The word “monsoon,” derived from the Arabic word “mausim” means season or wind shift. Although we associate the word “monsoon” with rain, a winter monsoon in India brings dry winds from the North and East that cause drought. We don’t hear much about that; instead it is the summer monsoon that makes the news. In the case of India, the large Thar Desert heats to extreme temperatures in the summer. The hot air rises, causing a low pressure cell which changes the normal wind pattern from the north. Instead, the wind swirls out over the oceans to the west, south, and east, and comes back in over land, heavy with rain.

A monsoon is not a brief event like a hurricane but rather a seasonal prevailing wind that lasts for months. Since, the winds bring rain with them, the rains also last for months. Any area of the world which receives the majority of its rainfall during a certain season is considered to have monsoons. Thus, even in Arizona and Mexico which get their rain in intense summer storms, the possibility for monsoon-like events such as flash floods exists. Because of the high density of population in South Asia, it is this area that incurs the most damage and loss of life from the heavy rains.

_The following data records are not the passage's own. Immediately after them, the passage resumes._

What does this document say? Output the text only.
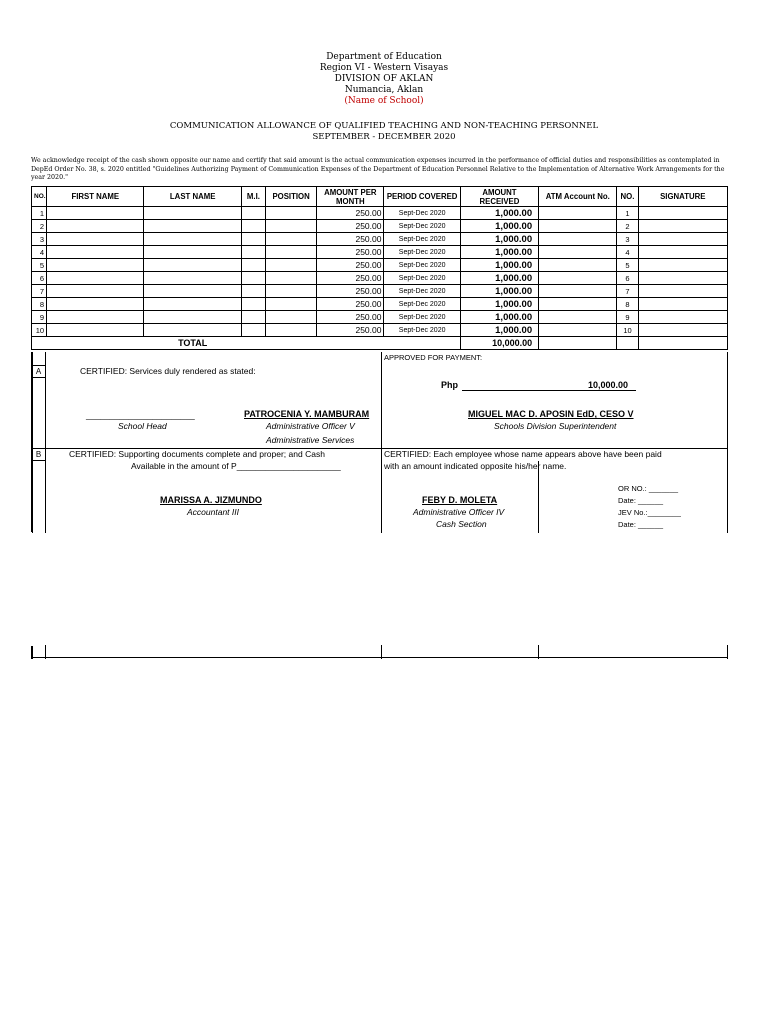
Department of Education
Region VI - Western Visayas
DIVISION OF AKLAN
Numancia, Aklan
(Name of School)
COMMUNICATION ALLOWANCE OF QUALIFIED TEACHING AND NON-TEACHING PERSONNEL
SEPTEMBER - DECEMBER 2020
We acknowledge receipt of the cash shown opposite our name and certify that said amount is the actual communication expenses incurred in the performance of official duties and responsibilities as contemplated in DepEd Order No. 38, s. 2020 entitled "Guidelines Authorizing Payment of Communication Expenses of the Department of Education Personnel Relative to the Implementation of Alternative Work Arrangements for the year 2020."
NO.	FIRST NAME	LAST NAME	M.I.	POSITION	AMOUNT PER MONTH	PERIOD COVERED	AMOUNT RECEIVED	ATM Account No.	NO.	SIGNATURE
1					250.00	Sept-Dec 2020	1,000.00		1	
2					250.00	Sept-Dec 2020	1,000.00		2	
3					250.00	Sept-Dec 2020	1,000.00		3	
4					250.00	Sept-Dec 2020	1,000.00		4	
5					250.00	Sept-Dec 2020	1,000.00		5	
6					250.00	Sept-Dec 2020	1,000.00		6	
7					250.00	Sept-Dec 2020	1,000.00		7	
8					250.00	Sept-Dec 2020	1,000.00		8	
9					250.00	Sept-Dec 2020	1,000.00		9	
10					250.00	Sept-Dec 2020	1,000.00		10	
		TOTAL					10,000.00			
A	CERTIFIED: Services duly rendered as stated:
_______________________
School Head
PATROCENIA Y. MAMBURAM
Administrative Officer V
Administrative Services
APPROVED FOR PAYMENT:
Php	10,000.00
MIGUEL MAC D. APOSIN EdD, CESO V
Schools Division Superintendent
B	CERTIFIED: Supporting documents complete and proper; and Cash
Available in the amount of P______________________
MARISSA A. JIZMUNDO
Accountant III
CERTIFIED: Each employee whose name appears above have been paid
with an amount indicated opposite his/her name.
FEBY D. MOLETA
Administrative Officer IV
Cash Section
OR NO.: _______
Date: ______
JEV No.:________
Date: ______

It is believed that the potential for the strong Asian monsoon happened 50 million years ago when the Tibetan Plateau was uplifted after the collision of India and Asia. Through geological testing of fossils and long duration sediment records from the South China Sea, more accurate timing of the monsoon in history is possible. Over time, the strength of the monsoon has varied greatly due to climate change especially during the ice ages of the Pleistocene Epoch. Of particular interest in modern times is the weakening of the Leeuwin Current near Western Australia. Changes in the Leeuwin Current in any given year can lead to decreased or increased ocean temperatures which have a great influence on how much moisture is drawn up into the atmosphere by the monsoon winds. The effect of El Nino and other current patterns which affect ocean temperature is also being studied.

In North American, the monsoon is also a summer event from late June to September. As well as Arizona, it can affect New Mexico, Nevada, Utah, Colorado, West Texas, and California. Sometimes called the Desert Monsoon, the rain generated over arid land ill-equipped to absorb it can cause sudden (flash) floods which sweep through dry riverbeds or roads overcoming any cars or people in the way. Often monsoon storms in the Southwest U.S. start with dust storms or violent thunderstorms. The dust particles in the air help to attract more moisture. Downpours are heavy, often over 2 inches in a few hours, and account for 1/3 of the area’s annual rainfall.

The monsoon of western sub-Saharan Africa is caused by the huge seasonal temperature differences between the Sahara Desert and the equatorial Atlantic Ocean. In South America, summer monsoon rains often bring flooding especially to Brazil.

Climate change, whether it is man-caused or cyclical, has taught us one thing for sure: the weather of today may not be the weather of tomorrow. In areas like India where the balance between nourishing rainfall and devastating destruction is delicate, it is increasingly important to understand all we can about the monsoon.